Controlled assembly of monolayer-protected gold clusters by dissolved DNA

One-dimensional chains of gold nanoparticles coated with cationic trimethyl(mercaptoundecyl)ammonium (TMA) monolayers have been electrostatically assembled along DNA molecules in solution by careful control of the relative molar quantities of nanoparticles and DNA base pairs. The nanoparticles are monolayer-protected Au clusters (MPCs) with average diameter 4.4 nm. Transmission electron microscopy (TEM) images of dried solution droplets in which the DNA base pair/MPC mole ratio was about 20:1 display chains of nanoparticles a few microns long in which the Au cores are lined up with nearly contacting cationic monolayer edges along the anionic DNA template.
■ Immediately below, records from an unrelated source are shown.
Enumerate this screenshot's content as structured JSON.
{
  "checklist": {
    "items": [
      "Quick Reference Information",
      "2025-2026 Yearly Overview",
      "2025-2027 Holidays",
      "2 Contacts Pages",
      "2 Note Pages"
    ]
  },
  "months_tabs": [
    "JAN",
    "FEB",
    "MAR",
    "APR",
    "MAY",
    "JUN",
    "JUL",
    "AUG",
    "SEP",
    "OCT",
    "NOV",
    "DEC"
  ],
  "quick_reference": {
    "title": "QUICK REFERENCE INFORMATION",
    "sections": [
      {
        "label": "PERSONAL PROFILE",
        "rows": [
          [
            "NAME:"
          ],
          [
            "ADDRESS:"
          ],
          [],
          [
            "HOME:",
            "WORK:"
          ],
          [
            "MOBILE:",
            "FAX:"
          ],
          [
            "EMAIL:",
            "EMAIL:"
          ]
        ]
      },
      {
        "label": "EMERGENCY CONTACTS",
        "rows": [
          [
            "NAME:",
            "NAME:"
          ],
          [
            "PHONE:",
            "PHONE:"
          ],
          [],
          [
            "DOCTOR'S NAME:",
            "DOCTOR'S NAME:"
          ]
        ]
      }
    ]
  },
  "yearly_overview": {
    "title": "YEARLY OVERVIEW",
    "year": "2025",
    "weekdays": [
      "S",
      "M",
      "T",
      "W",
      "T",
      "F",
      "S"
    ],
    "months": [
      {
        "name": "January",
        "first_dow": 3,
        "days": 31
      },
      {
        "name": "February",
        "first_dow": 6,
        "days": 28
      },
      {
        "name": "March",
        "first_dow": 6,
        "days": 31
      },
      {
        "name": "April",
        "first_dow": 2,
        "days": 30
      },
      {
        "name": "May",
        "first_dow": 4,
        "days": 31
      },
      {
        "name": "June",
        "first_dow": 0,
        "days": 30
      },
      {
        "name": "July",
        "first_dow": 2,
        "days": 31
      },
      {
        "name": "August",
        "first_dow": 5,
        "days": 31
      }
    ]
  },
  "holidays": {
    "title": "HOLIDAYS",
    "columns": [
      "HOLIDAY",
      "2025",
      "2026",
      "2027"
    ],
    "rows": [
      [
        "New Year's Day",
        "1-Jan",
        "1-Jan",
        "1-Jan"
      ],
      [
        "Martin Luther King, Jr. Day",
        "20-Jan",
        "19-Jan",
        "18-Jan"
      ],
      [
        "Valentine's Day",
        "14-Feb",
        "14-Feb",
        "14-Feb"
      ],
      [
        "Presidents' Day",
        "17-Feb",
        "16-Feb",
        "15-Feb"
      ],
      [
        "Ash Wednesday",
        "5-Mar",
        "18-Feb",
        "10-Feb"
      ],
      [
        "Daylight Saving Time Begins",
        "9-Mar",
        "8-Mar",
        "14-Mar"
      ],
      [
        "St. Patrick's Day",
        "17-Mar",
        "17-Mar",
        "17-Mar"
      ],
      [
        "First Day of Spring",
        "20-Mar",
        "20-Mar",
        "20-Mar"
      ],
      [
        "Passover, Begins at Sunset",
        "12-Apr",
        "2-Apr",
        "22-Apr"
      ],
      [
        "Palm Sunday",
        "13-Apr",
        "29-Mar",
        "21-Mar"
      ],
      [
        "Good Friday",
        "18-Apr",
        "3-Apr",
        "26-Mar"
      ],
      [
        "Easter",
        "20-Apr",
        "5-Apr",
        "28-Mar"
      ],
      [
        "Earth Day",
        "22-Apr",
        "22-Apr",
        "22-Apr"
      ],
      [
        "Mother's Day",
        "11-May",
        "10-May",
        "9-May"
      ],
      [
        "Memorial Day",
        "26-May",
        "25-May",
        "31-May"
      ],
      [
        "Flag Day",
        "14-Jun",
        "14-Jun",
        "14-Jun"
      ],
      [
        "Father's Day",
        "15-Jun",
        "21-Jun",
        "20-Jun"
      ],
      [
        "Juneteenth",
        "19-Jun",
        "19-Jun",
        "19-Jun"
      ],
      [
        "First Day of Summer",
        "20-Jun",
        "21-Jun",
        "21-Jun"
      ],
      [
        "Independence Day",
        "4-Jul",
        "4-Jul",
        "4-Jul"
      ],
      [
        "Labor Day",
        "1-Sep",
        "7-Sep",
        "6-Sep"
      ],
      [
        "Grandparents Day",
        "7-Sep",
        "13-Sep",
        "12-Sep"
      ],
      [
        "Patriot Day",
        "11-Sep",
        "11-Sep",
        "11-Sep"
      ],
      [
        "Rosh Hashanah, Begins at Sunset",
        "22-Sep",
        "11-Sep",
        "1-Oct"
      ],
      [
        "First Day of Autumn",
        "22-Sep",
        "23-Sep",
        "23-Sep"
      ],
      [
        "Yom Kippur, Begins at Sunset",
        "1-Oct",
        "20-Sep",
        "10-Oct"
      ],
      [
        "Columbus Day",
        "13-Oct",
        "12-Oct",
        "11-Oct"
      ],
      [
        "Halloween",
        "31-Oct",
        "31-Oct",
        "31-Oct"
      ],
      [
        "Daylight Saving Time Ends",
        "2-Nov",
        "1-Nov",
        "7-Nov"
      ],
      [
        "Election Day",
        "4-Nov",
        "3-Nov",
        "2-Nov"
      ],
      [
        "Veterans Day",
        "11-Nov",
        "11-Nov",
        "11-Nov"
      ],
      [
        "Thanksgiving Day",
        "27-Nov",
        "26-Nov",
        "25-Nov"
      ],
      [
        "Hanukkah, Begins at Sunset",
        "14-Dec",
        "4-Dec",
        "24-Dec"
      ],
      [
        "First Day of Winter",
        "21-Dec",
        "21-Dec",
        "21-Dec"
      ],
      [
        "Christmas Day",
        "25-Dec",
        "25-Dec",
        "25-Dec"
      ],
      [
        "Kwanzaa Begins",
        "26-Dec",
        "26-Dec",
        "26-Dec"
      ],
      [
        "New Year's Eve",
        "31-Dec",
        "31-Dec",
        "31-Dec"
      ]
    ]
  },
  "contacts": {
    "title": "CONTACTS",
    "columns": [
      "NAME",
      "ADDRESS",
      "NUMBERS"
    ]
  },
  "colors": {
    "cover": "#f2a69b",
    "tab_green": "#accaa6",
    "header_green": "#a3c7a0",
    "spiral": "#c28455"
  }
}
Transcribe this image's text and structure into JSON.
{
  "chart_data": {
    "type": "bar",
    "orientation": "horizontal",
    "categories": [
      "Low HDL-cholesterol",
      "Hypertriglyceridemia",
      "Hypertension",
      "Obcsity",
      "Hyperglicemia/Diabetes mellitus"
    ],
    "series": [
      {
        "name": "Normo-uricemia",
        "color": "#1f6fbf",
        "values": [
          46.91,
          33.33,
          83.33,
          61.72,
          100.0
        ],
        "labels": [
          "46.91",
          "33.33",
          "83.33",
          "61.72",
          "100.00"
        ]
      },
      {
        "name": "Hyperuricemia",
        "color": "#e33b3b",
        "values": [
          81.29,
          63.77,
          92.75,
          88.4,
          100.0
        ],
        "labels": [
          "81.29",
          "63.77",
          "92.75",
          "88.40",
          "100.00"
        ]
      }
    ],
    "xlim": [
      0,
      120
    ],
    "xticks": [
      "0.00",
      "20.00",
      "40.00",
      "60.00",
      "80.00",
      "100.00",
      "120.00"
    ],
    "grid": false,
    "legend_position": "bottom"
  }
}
The gold core edge-edge distance in the TEM image is 2.9+/-0.9 nm, which is roughly twice the TMA monolayer thickness. The linear structures formed at a 10:1 DNA base pair/MPC mole ratio appear to persist stably in solutions. The Au surface plasmon resonance band in UV-vis spectra intensifies and red-shifts as the DNA/MPC mole ratio is increased; precipitation occurs at higher ratios. Other and more complex patterns of DNA/MPC binding are observed in TEM images prepared from solutions with different DNA/MPC mole ratios. We believe entropic effects are significant in the assembly process and lead to strong binding constants.